As nove classes ONU e o que muda em cada uma

A tabela abaixo organiza as classes para uso prático na indústria brasileira.

Classe ONU Tipo de risco Exemplos industriais típicos Símbolo de risco Requisito específico crítico
1 Explosivos Detonadores, pólvora industrial Bomba Veículo dedicado + escolta
2 Gases GLP, oxigênio, acetileno, amônia Cilindro Suporte fixo + válvula proteção
3 Líquidos inflamáveis Solvente, tinta, álcool, gasolina Chama Aterramento + ventilação
4 Sólidos inflamáveis Fósforo branco, magnésio, carvão ativado Chama Embalagem hermética
5 Oxidantes / peróxidos Nitrato, perclorato, peróxido orgânico Círculo flamejante Segregação rígida classe 3
6 Tóxicos / infecciosos Pesticida, defensivo, resíduo hospitalar Caveira Cabine separada do compartimento
7 Radioativos Fonte selada industrial, isótopo Trifólio Licença CNEN específica
8 Corrosivos Ácido, base, lodo galvânico Tubos de ensaio Embalagem química resistente
9 Perigosos diversos Bateria de lítio, asbesto, OGM, OLUC Linhas pretas Cuidados específicos por subclasse
Não-perigoso Resíduo Classe IIA/IIB sem risco ONU Sucata, papel, areia regenerada Sem símbolo Documentação simplificada

A leitura prática para indústria: Classes 3 (líquido inflamável), 6 (tóxico) e 8 (corrosivo) cobrem a esmagadora maioria do resíduo perigoso brasileiro. Classes 9 inclui categorias específicas em crescimento — bateria de lítio (UN3480 e UN3481), painel solar (UN2812 substância sólida tóxica) e resíduo eletrônico contaminado que cobrimos em post P1 anterior. A classificação correta do resíduo é o ponto de partida de toda a documentação subsequente.

Documentação obrigatória — o envelope para transporte

Todo veículo transportando produto perigoso precisa carregar o envelope para transporte, conjunto documental que o motorista apresenta na fiscalização. O envelope contém quatro documentos centrais: (1) FE — Ficha de Emergência padronizada conforme ABNT NBR 7503, contendo informações do produto, riscos, primeiros-socorros, procedimentos em caso de derrame e telefones de emergência 24h; (2) DT — Declaração do Expedidor, atestando que a carga foi corretamente classificada, embalada e marcada conforme regulamento; (3) Nota fiscal ou documento equivalente identificando origem, destino, quantidade e descrição da carga; (4) MTR (Manifesto de Transporte de Resíduos) eletrônico SIGOR quando o produto é resíduo industrial.

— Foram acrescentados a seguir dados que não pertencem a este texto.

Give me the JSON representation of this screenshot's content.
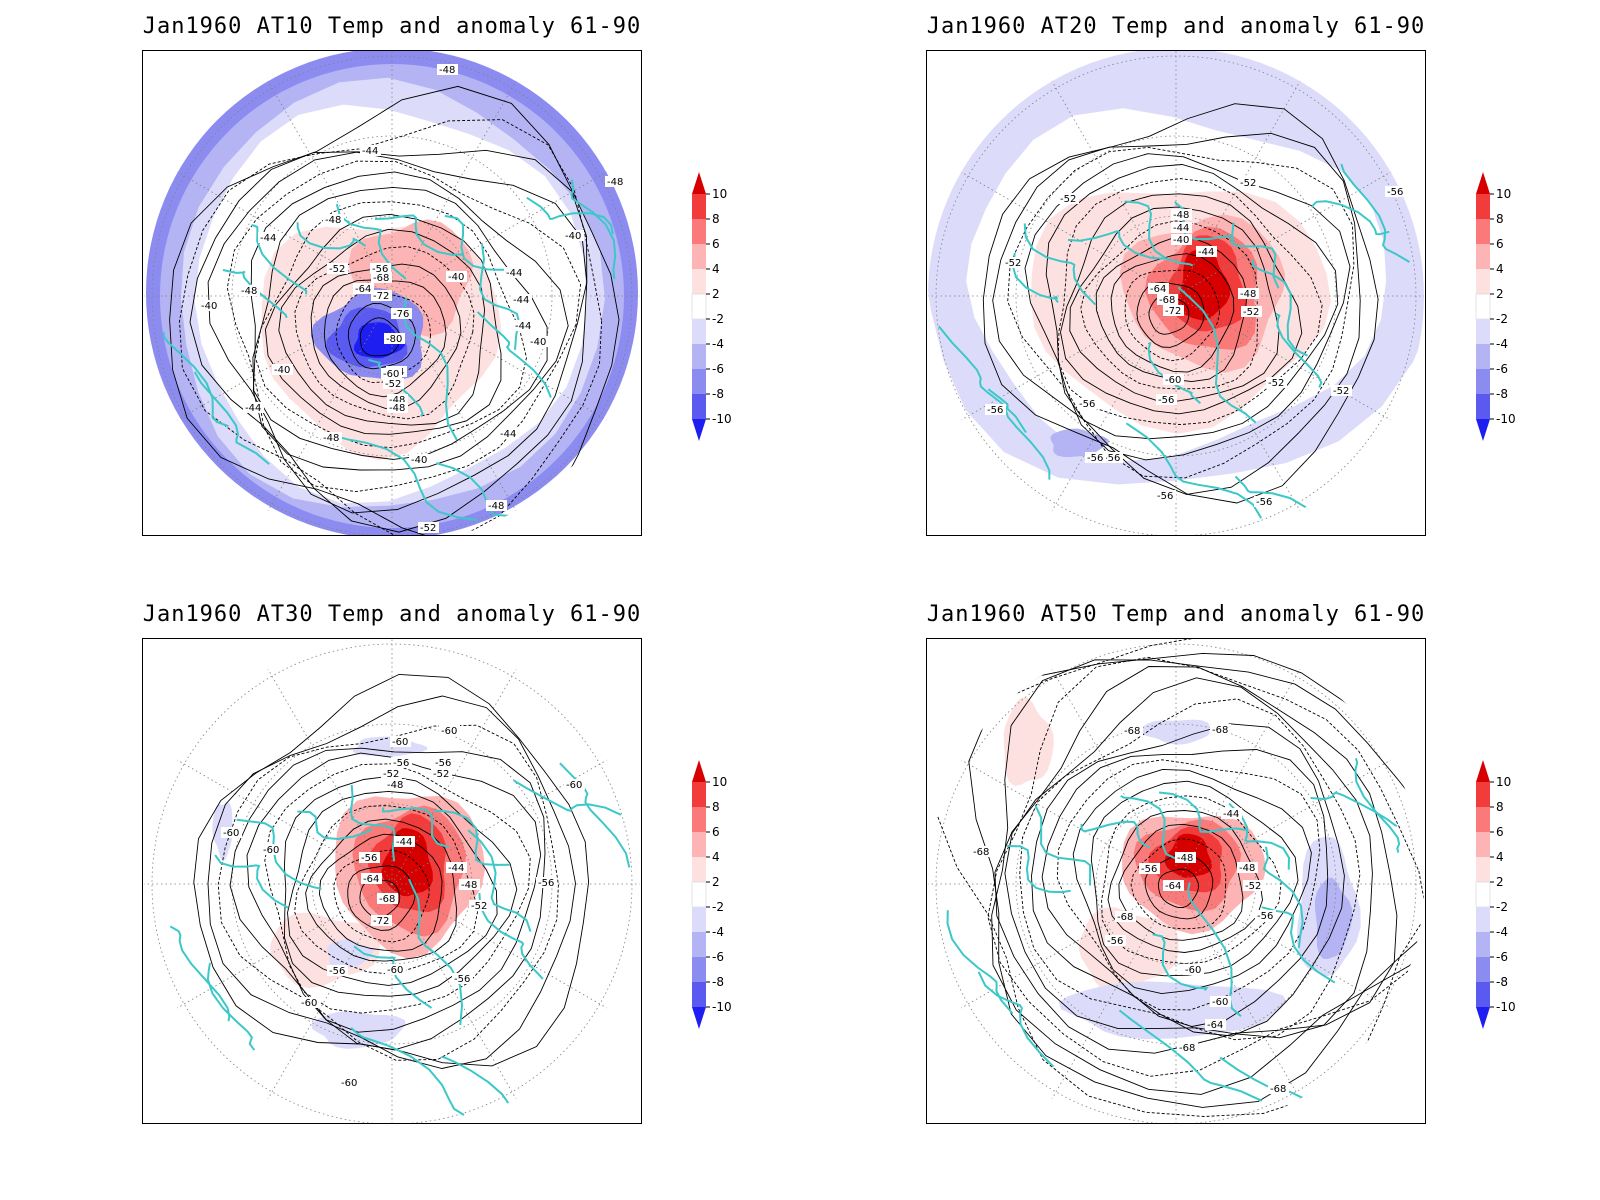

A FE é o documento mais sensível em fiscalização. Tem que estar emitida em nome do produto exato sendo transportado, com data, identificação do fabricante ou expedidor e telefone funcional de emergência. FE genérica, FE de outro produto, FE com telefone que não atende — qualquer um desses defeitos gera autuação imediata e pode levar à apreensão da carga em barreira da PRF. A norma técnica é a ABNT NBR 7503 que define o formato e conteúdo mínimo da ficha.

Rotulagem NBR 7500 e identificação visual obrigatória

Embalagem, contêiner, tanque ou veículo transportando produto perigoso precisa estar identificado visualmente conforme ABNT NBR 7500. A norma define cor, formato, dimensão e localização dos símbolos de risco (rótulos de risco) e dos painéis de segurança que carregam o número de identificação ONU e o número de risco (Hazchem). Cada classe ONU tem combinação específica de cores e símbolos — por exemplo, líquido inflamável classe 3 usa rótulo vermelho com chama branca, corrosivo classe 8 usa rótulo dividido em branco e preto com tubos de ensaio.

Os erros mais comuns: rótulo desatualizado, painel ONU faltante em uma das laterais do veículo, cor incorreta, símbolo errado. Cada um desses pontos vira observação imediata em fiscalização. A correção é simples e barata se feita preventivamente — cara quando o caminhão é apreendido em rodovia federal e a carga fica retida até regularização.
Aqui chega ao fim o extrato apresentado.